Como aquelas doenças incuráveis, o tema do encerramento da maternidade da Guarda volta a preocupar os habitantes do nosso distrito. O novo ministro da Saúde ameaça a Guarda e outras regiões dos chamados territórios de baixa densidade com o encerramento de maternidades. Recordamos, aos mais distraídos, que parecem ser cada vez mais, que há uns anos houve uma luta de médicos do Hospital da Guarda contra a hipótese de encerramento da maternidade. Lembram-se que houve médicos a serem multados em mais de 33 mil euros por escreverem ao primeiro-ministro – exatamente a propósito da maternidade – em papel timbrado do hospital? E que até houve despedimentos ilegais? E que, por causa desse conflito, houve condenações criminais de membros da administração da ULS? E que por essa altura ocorreu a tentativa de Carlos Pinto, presidente da Câmara da Covilhã, de lançar a estapafúrdia ideia de um hospital central naquela cidade? E que o atual ministro da Saúde, à data secretário de Estado, apadrinhou publicamente essa ideia?
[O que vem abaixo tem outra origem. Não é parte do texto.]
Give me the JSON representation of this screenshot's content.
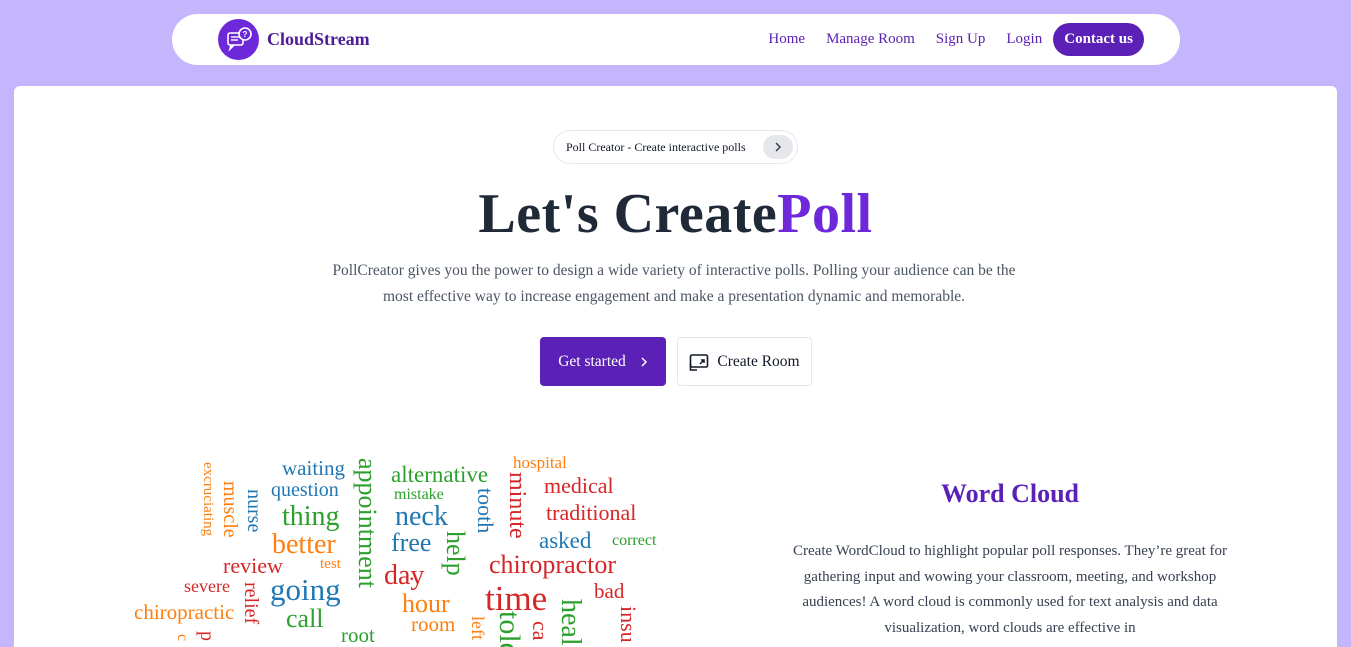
{
  "navbar": {
    "brand": "CloudStream",
    "links": [
      "Home",
      "Manage Room",
      "Sign Up",
      "Login"
    ],
    "contact": "Contact us"
  },
  "hero": {
    "pill_text": "Poll Creator - Create interactive polls",
    "title_main": "Let's Create",
    "title_accent": "Poll",
    "description": "PollCreator gives you the power to design a wide variety of interactive polls. Polling your audience can be the most effective way to increase engagement and make a presentation dynamic and memorable.",
    "primary_button": "Get started",
    "secondary_button": "Create Room"
  },
  "wordcloud_section": {
    "title": "Word Cloud",
    "description": "Create WordCloud to highlight popular poll responses. They’re great for gathering input and wowing your classroom, meeting, and workshop audiences! A word cloud is commonly used for text analysis and data visualization, word clouds are effective in"
  },
  "wordcloud_words": {
    "excruciating": "excruciating",
    "muscle": "muscle",
    "nurse": "nurse",
    "waiting": "waiting",
    "question": "question",
    "thing": "thing",
    "better": "better",
    "appointment": "appointment",
    "alternative": "alternative",
    "mistake": "mistake",
    "neck": "neck",
    "free": "free",
    "help": "help",
    "tooth": "tooth",
    "minute": "minute",
    "hospital": "hospital",
    "medical": "medical",
    "traditional": "traditional",
    "asked": "asked",
    "correct": "correct",
    "review": "review",
    "test": "test",
    "severe": "severe",
    "relief": "relief",
    "going": "going",
    "call": "call",
    "chiropractic": "chiropractic",
    "day": "day",
    "hour": "hour",
    "room": "room",
    "root": "root",
    "chiropractor": "chiropractor",
    "time": "time",
    "bad": "bad",
    "told": "told",
    "left": "left",
    "heal": "heal",
    "ca": "ca",
    "insu": "insu",
    "p": "p",
    "c": "c",
    "dot": "."
  },
  "colors": {
    "accent": "#6d28d9",
    "primary_button": "#5b21b6",
    "background": "#c4b5fd"
  }
}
Pois bem, recentemente, um deputado eleito pelo PS à Assembleia da República, que por sinal foi membro do Conselho de Administração da ULS, veio dizer esta coisa fantástica de que «se o Hospital da Guarda não é hospital central não pode ter todas as valências»! A sua notória preocupação em, à custa da Guarda, preparar o caminho para ficar bem na fotografia partidária e poder assim ascender a cargos mais altos, dispensava-se. É que nós não precisamos mesmo de políticos com valências discursivas deste quilate! A queda da maternidade, a acontecer, arrastará, a prazo, várias valências, e poderá colocar em causa a própria urgência médico-cirúrgica, a tal que até já é cada vez mais “fake”, com buracos regulares em tudo quanto é escala de especialidade. Recordam-se de um candidato a primeiro-ministro de Portugal afirmar um dia, na Guarda, que «Um cidadão da Guarda tem de ter os mesmos direitos que um cidadão do litoral»? Pois bem, os nossos direitos caminham na razão direta da vergonha e da palavra desta gente, ao ponto de uns e
outros, nós e eles, não termos nada para mostrar. Nem direitos, nem vergonha, nem palavra! No dia em que o nosso hospital estiver definitivamente reduzido a uma espécie de centro de saúde, talvez os políticos locais compreendam que andaram afinal a pelejar uns com os outros para serem o equivalente a um macho alfa de um harém que já não existe!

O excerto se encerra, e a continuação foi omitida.